Could Europe's debt crisis hurt fundraising for Arab Spring?
U.S. President Barack Obama and First Lady Michelle Obama disembark from Air Force One at Dublin airport in Ireland on May 23, 2011.
STEVE CHIOTAKIS: As we know now, President Obama's in Ireland, starting a week-long trip to Europe. There are no doubt political and diplomatic reasons for the visit. But the president will also ask for more cash to help democratic uprisings in the Arab world.
More on that now from Marketplace's Stephen Beard who joins us live. Hi Stephen.
STEPHEN BEARD: Hello Steve.
CHIOTAKIS: Now all the problems of course going on with European nations there and debt -- how's the President's financial request going to be received?
BEARD: Well, this is going to be tricky. Many Europeans of course realize they have a vital interest in stabilizing these economies on their doorstep in North Africa, but as you say, Europe does have financial woes of its own. And they are getting worse. We've just had S&P -- the rating agency -- downgrading its outlook on Italian debt to negative. So that's the euro zone's third largest economy drifting towards the danger zone.
CHIOTAKIS: And today, the President is in Ireland, Stephen, which of course has been one of the worst hit economies -- how are they reacting to his visit there?
BEARD: Well, in fact, his trip seems to be lifting the gloom a bit, at least in one small corner of Ireland. He's going to his ancestral home -- the small village of Moneygaul from whence one of his ancestors emigrated to the U.S. in 1850. Today, Henry Healy who lives in Moneygaul and is Obama's eight cousin says the prospect of the president's visit has been a real tonic for the town.
HENRY HEALY: People are coming out of themselves. The doom and gloom is gone around Moneygaul. We've forgotten again about the IMF, and the EU bailout. We have something to look forward to. Something positive.
Sadly the problems remain however -- an economy that has shrunk by almost 10 percent over the past two years. And unemployment at 15 percent.

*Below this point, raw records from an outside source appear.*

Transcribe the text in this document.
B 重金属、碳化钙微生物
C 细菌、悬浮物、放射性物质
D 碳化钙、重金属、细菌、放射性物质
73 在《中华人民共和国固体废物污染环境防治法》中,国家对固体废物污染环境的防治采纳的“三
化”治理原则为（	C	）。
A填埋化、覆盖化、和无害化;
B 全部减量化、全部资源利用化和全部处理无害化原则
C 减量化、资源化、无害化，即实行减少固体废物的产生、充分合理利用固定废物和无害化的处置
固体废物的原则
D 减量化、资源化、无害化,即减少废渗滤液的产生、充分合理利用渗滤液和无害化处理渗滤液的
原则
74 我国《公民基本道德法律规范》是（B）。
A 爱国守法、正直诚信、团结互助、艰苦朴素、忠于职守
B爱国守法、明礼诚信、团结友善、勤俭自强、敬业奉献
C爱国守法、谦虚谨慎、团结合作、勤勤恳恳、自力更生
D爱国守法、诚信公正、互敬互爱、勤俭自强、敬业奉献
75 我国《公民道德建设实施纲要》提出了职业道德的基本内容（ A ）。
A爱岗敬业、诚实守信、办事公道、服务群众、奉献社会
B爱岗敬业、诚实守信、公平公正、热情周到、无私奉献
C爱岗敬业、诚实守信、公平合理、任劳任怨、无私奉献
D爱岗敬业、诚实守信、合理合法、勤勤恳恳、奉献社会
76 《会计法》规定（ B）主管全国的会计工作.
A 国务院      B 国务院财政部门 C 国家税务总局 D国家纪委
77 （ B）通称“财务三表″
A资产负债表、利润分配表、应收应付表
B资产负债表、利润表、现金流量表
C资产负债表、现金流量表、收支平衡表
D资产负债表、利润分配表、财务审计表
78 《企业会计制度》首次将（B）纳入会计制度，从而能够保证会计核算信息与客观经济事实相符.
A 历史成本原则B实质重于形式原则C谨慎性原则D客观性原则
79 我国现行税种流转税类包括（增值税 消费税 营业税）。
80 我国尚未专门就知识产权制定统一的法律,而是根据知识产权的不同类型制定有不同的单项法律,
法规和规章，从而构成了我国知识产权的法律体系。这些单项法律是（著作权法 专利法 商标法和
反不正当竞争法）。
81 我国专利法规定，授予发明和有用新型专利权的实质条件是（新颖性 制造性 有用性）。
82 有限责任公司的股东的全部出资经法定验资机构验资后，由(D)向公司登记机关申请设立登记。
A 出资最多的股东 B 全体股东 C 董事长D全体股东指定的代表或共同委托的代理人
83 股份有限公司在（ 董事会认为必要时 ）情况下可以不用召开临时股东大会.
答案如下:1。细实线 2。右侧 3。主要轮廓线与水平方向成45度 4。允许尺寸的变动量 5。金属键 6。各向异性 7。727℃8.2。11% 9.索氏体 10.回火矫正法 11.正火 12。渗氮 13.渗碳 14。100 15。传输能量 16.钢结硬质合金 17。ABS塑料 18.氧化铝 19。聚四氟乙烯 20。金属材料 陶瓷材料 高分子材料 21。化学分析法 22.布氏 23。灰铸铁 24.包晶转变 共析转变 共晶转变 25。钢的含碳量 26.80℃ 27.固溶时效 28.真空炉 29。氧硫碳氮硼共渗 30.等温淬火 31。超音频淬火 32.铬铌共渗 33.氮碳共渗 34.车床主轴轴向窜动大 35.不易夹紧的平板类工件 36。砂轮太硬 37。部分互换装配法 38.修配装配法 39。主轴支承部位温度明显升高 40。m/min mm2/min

CHIOTAKIS: Yeah, they need some tonic over there. All right, Marketplace's Stephen Beard in London, Stephen thank you.
BEARD: OK Steve.
JEREMY HOBSON: President Obama has just landed in Ireland for a six-day trip to Europe. In addition to Ireland, he'll visit the U.K., France and Poland. And he's expected to raise a thorny financial issue with the Europeans. He'll ask them to cough up more cash to help the democratic uprisings in the Arab world.

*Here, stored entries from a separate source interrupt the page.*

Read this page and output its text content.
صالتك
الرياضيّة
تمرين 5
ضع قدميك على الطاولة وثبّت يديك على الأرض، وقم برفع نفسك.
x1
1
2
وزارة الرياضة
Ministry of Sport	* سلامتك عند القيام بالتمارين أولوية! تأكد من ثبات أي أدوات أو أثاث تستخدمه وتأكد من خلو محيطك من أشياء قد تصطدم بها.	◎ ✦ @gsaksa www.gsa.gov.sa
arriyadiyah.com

Marketplace's Stephen Beard reports.
STEPHEN BEARD: President Obama is placing the search for peace and freedom in the Middle East at the top of his international agenda. This week, he'll be asking the Europeans to help, with hard cash. He'll call on them to provide more resources to support the pro-democracy movement that has swept across North Africa. Stabilizing and modernizing and creating more employment in this region are for him a high priority.
Simon Tilford is with the Centre for European Reform. He says Europe will receive this message respectfully, but without much enthusiasm.
SIMON TILFORD: Europe is in the middle of a sovereign debt crisis. And unfortunately, that is not a great back drop for a debate about Europe's responsibilities outside of its immediate borders.
And the euro zone debt crisis has just taken another turn for the worse. The focus has shifted beyond the smaller economists of Portugal, Ireland the Greece to the region's third largest economy. The ratings agency S&P has downgraded its outlook on Italian debt from stable to negative.
In London, I'm Stephen Beard for Marketplace.